Animal shelter has pride in taking in all animals

Andrea Altman

The animals at Ames Animal Shelter receive more than 17,516 visitors a year – and it’s hard for the visitors to leave empty-handed.

Adopting a pet can provide many advantages for a person, if the owner is willing to care for it properly.

Although one of the shelter’s goals is to make adoptions possible to as many people as possible, Lorna Lavender, director of the animal control and shelter, said owners must be informed to ensure success.

“The human-animal relationship is real,” she said. “Our society has advanced so we’re less dependent on animals for [tasks] but more for companionship.”

When owners are uninformed or the pets are neglected, the pets often run away, causing problems for everyone in the community, she said.

“While we encourage adoption of pets, not being a pet owner isn’t necessarily bad,” Lavender said. “It’s far worse to have a neglected pet.”

There are about 20 dogs for every human in the United States, she said.

That astonishing number reveals a problem – too many pets and not enough homes for them.

According to the Animal Protection Society of Iowa, if two uncontrolled breeding cats produced two litters each year, with only 2.8 kittens surviving per litter, there would be a total of 12,680 cats in five years from only the original two cats. By the ninth year, the numbers would hit 13,958,290.

The shelter officials circulate newsletters, operate a Web site and give public and televised talks to educate the public, Lavender said. Making the public more compliant with spaying and neutering would help curb the reproduction problem, she said.

“Education is very important in this line of work,” Lavender said. “When people realize that they are part of the problems, good people want to help.”

Ames Animal Shelter, located at 325 Billy Sunday Road, has been in existence for more than 30 years, she said. Shelter officials pride themselves in taking in every animal, regardless of adoptability.

While some facilities are “no-kill” shelters – meaning that they don’t put any adoptable animals to sleep – they are limited in space and also have to refuse street strays, Lavender said.

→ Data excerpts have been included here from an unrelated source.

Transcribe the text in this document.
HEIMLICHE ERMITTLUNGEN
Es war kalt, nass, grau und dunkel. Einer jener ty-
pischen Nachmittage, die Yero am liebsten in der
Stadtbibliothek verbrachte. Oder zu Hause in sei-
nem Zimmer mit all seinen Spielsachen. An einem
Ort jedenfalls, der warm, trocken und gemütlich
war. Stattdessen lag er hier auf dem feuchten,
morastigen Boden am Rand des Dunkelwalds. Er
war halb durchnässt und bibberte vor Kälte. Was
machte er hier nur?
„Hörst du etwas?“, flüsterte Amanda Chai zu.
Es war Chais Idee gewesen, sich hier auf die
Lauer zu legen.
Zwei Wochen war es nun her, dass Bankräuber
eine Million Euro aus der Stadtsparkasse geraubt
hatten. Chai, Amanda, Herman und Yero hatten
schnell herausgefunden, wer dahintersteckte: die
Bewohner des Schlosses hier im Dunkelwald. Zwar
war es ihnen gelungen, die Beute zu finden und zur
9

The Ames Animal Shelter, however, accepts all animals and puts to sleep only the badly-injured, dangerous or behaviorally-unsound animals, she said.

For Lavender, being able to say the shelter doesn’t destroy animals is not as important as the safety of others in the area.

“It’s more important to take something off the street before it reproduces or hurts someone,” she said.

The facility also is unique because of its practice of euthanasia – humanely putting an animal to sleep, Lavender said. They put to sleep about 10 percent of animals in 2001, she said.

To adopt a pet, one must fill out an application and sign a contract. Spaying is enforced and the adopter pays nominal fees for the preparation of the animal to be taken home.

Lavender said they have denied applications before.

“In one case, the [applicant] had a history of many pets lost in a short period of time, yet there were no records of them with the police,” she said.

Sometimes people are so set on adopting a pet that they don’t listen to care instructions for animals, Lavender said.

“We just hope that the message sinks in,” she said.

The workers at the shelter strongly discourage impulse adoptions, Lavender said, so potential owners can spend time with the animals and prepare for them.

Shopping for the pet and preparing a family, if applicable, would be necessary before bringing a pet home, she said.

“Owning a pet is a lifetime commitment,” Lavender said. “You have to keep in mind, do you have time to provide the pet with care, spaying, veterinary visits and so forth.

“But we’ve had terrific adopters and large numbers of success.”